A esperá-los, uma grande festa neste ambiente medieval, tão singelo quanto belo; a festa dos pastores; festa da colheita; a feira do fumeiro: outra tradição medieval a mostrar ao mundo o sabor das delícias que mãos de fada iam preparando para alimentar a sua família. Ali se vendem os famosos defumados, os presuntos tão apreciados por Portugal inteiro, o pão, os folares, o mel da região, enfim, tudo que antes foi o único recurso de sobrevivência para aquele povo, hoje é motivo de festa, de alegria. Uma amostra de um povo que superou as dificuldades e quer perpetuar as boas lembranças daqueles tempos.
A bruxaria também tinha lá seus encantos: os unguentos com que se perfumavam e curavam suas feridas, as ervas medicinais, a medicina popular, tudo isto estava eivado de uma certa áurea transcendental associada à bruxaria.
O Padre Fontes, nascido, criado naquela região, viveu cercado deste mundo medieval, de tradições,da proximidade com a vizinha Galiza, uma vez padre, ao invés de tentar apagar réstias desse mundo, aproveitou bem esta tradição e transformou tudo em festa, ele mesmo se caracteriza de bruxo, deu para si o status de bruxo mor e do alto do castelo iniciou, ainda com muito vigor, a grande festa da sexta-feira treze, a vila é um grande palco medieval, o castelo todo iluminado lembra um reino antigo.
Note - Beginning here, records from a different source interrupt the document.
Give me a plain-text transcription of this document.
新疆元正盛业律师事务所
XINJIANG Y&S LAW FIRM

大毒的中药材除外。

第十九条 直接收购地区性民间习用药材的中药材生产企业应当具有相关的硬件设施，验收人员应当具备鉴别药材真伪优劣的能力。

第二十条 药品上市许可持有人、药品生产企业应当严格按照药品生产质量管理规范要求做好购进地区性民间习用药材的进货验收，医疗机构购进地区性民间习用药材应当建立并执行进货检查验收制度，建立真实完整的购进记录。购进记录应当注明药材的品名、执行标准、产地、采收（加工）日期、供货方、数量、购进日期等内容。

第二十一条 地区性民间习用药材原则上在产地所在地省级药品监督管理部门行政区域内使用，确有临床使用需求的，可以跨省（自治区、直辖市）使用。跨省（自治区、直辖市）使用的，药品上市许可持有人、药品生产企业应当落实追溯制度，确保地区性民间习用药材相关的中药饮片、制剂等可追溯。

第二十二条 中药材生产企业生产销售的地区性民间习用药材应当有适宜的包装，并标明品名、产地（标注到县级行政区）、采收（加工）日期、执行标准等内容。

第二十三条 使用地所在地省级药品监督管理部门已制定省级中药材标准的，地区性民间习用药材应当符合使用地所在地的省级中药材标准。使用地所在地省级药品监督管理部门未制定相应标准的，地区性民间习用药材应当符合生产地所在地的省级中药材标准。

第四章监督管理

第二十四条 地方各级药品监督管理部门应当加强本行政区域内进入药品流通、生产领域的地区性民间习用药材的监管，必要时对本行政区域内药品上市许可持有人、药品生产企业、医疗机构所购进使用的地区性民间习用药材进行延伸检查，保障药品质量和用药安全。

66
Ao ar livre, em volta do castelo, um teatro nos moldes medievais contando histórias da época. A festa termina com o esconjuro do Padre Fontes que do alto do Castelo, agora do alto da sua idade avançada, ainda encontra forças para esconjurar “bruxas, dianhos, maus espíritos, feitiços das mezinheiras, luz de mortos penantes, mau olhado, negra inveja, ar de mortos, trovões e raios, uivar de cão, piar de moucho, pecadora língua de má mulher, tudo isto dito enquanto ali, como parte do ritual, ele mesmo, Padre Fontes prepara a queimada: um fogo forte, labaredas altas, um caldeirão de bruxaria, ali começa o esconjuro enquanto prepara a famosa queimada do Padre Fontes: água, aguardente, ervas medicinais de bom sabor, açúcar queimado à mistura com frutas e especiarias locais. E o ritual continua enquanto a queimada é apurada naquele fogo:com esta colher levantarei labaredas deste lume, que se parece com o inferno, fugirão daqui as bruxas, por riba de silvaredos, e por baixo de carvalhedos a cavalo de suas vassouras de giesta. Ouvide! Ouvide! O rugido das que estão a arder nesta caldeira de lume. E quando esta mistela baixe por nossas guelas, pelas nossas gorjas, ficaremos livres dos males de todo o embruxamento.
Forças do ar, terra, mar e lume, A vós requeiro esta chamada. Se é verdade que tendes mais poder que as humanas gentes, fazei que os Espíritos ausentes dos amigos que andam fora participem conosco desta queimada”.
Um a um todos se juntam para beber a queimada do Padre Fontes e se vão contentes com a beleza do espetáculo e crentes de que expurgaram ali toda a bruxaria que contra si alguém ousou fazer.